From a clinical perspective, the results of this meta-analysis support a multimodal diagnostic approach, integrating imaging with histopathological confirmation. Imaging serves as a non-invasive, preoperative tool that aids in tumor detection, staging, and treatment planning, while histopathology provides definitive confirmation and guides therapeutic decisions. Such an integrated approach can reduce diagnostic uncertainty, avoid unnecessary surgical interventions, and improve patient outcomes [35].
Strengths of the Study
This study has several strengths, including a large pooled sample size, inclusion of multiple imaging modalities, and comprehensive subgroup analyses across tumor types. The use of standardized meta-analytic methods and quality assessment tools enhances the reliability and reproducibility of the findings.
Limitations
However certain limitations must be acknowledged. The inclusion of both prospective and retrospective studies may introduce selection bias. Moderate heterogeneity across studies could affect the generalizability of the results. Additionally, variations in imaging protocols and lack of uniform diagnostic criteria across studies may influence pooled estimates. Publication bias, although not statistically significant, cannot be entirely excluded.

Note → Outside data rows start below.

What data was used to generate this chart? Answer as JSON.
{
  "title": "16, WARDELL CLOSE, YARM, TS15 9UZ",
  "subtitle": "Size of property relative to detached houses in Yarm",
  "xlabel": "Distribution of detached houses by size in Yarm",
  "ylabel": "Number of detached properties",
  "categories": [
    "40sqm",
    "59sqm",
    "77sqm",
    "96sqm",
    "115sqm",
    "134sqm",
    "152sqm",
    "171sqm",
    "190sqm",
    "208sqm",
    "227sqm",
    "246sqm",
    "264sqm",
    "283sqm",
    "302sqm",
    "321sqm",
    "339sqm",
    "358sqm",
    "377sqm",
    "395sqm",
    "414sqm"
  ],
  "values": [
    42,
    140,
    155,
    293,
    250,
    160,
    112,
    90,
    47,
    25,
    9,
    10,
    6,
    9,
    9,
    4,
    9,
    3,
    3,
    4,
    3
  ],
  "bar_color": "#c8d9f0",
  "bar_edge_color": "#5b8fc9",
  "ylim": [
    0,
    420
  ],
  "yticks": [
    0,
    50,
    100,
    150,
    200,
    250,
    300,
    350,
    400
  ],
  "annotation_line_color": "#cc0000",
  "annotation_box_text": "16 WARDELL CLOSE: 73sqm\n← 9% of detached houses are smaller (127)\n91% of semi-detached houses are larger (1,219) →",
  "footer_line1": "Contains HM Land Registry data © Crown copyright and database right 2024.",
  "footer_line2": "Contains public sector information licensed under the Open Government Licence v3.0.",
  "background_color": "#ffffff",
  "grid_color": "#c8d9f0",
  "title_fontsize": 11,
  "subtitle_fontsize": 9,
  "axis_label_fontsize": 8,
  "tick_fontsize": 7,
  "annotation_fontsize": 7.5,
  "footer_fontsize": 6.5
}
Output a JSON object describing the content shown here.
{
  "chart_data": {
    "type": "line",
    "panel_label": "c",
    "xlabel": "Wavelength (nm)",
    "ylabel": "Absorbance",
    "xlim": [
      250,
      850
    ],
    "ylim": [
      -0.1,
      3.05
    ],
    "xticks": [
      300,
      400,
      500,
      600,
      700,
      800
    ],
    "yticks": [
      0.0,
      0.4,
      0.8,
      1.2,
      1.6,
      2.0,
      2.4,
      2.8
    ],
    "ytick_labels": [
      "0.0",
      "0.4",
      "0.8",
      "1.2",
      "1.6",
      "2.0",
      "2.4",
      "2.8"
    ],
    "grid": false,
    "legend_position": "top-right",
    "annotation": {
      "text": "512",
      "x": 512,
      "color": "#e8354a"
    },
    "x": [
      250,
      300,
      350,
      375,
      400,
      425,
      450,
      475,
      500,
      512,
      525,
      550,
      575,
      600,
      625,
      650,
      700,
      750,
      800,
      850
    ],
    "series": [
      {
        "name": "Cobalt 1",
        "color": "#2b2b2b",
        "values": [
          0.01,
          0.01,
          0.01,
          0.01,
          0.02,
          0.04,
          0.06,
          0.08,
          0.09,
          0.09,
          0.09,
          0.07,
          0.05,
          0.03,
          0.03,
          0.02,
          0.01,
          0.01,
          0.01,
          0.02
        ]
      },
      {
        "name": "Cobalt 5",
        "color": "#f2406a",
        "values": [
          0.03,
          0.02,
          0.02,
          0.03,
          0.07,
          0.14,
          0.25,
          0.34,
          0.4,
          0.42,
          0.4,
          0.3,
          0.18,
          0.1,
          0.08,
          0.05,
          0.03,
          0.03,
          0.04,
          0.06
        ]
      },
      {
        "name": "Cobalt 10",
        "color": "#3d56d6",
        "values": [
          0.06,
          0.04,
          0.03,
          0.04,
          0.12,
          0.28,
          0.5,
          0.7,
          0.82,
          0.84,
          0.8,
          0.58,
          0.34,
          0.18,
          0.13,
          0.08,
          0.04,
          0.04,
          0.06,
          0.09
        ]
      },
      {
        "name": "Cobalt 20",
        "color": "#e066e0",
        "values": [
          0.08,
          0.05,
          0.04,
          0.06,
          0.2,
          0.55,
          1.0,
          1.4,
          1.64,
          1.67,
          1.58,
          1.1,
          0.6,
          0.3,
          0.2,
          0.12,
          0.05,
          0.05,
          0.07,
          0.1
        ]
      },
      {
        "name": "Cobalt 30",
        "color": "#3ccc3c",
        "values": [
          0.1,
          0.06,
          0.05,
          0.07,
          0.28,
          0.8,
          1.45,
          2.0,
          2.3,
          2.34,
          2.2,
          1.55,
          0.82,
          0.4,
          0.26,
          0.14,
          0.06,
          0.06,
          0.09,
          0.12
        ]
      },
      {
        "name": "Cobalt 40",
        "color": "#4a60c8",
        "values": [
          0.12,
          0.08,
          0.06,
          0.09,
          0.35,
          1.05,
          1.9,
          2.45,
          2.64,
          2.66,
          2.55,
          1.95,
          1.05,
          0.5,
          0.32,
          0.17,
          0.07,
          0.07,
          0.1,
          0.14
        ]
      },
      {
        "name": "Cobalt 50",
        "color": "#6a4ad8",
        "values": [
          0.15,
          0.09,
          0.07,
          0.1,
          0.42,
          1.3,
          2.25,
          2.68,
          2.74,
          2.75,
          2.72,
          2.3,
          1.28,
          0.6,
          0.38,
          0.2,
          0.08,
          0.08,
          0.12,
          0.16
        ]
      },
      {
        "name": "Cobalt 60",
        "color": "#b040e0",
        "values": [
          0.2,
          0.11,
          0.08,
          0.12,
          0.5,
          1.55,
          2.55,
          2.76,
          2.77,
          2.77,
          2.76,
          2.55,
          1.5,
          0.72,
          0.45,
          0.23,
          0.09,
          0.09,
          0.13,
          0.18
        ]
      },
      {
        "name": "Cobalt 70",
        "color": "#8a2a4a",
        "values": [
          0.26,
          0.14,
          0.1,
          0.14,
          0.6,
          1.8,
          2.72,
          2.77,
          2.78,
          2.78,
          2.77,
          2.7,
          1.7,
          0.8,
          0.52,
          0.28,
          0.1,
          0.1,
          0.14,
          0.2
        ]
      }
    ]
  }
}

Overall, this study highlights that while imaging modalities—particularly MRI—have significantly advanced the diagnostic evaluation of gynecological tumors, histopathology remains indispensable, and a combined approach represents the most accurate and clinically effective strategy.
Magnetic resonance imaging demonstrates superior diagnostic accuracy among imaging modalities for gynecological tumors, particularly in tumor characterization and staging. However, histopathology remains the gold standard for definitive diagnosis. An integrated approach combining imaging with histopathological evaluation offers the highest diagnostic precision and is essential for optimal clinical decision-making and improved patient outcomes.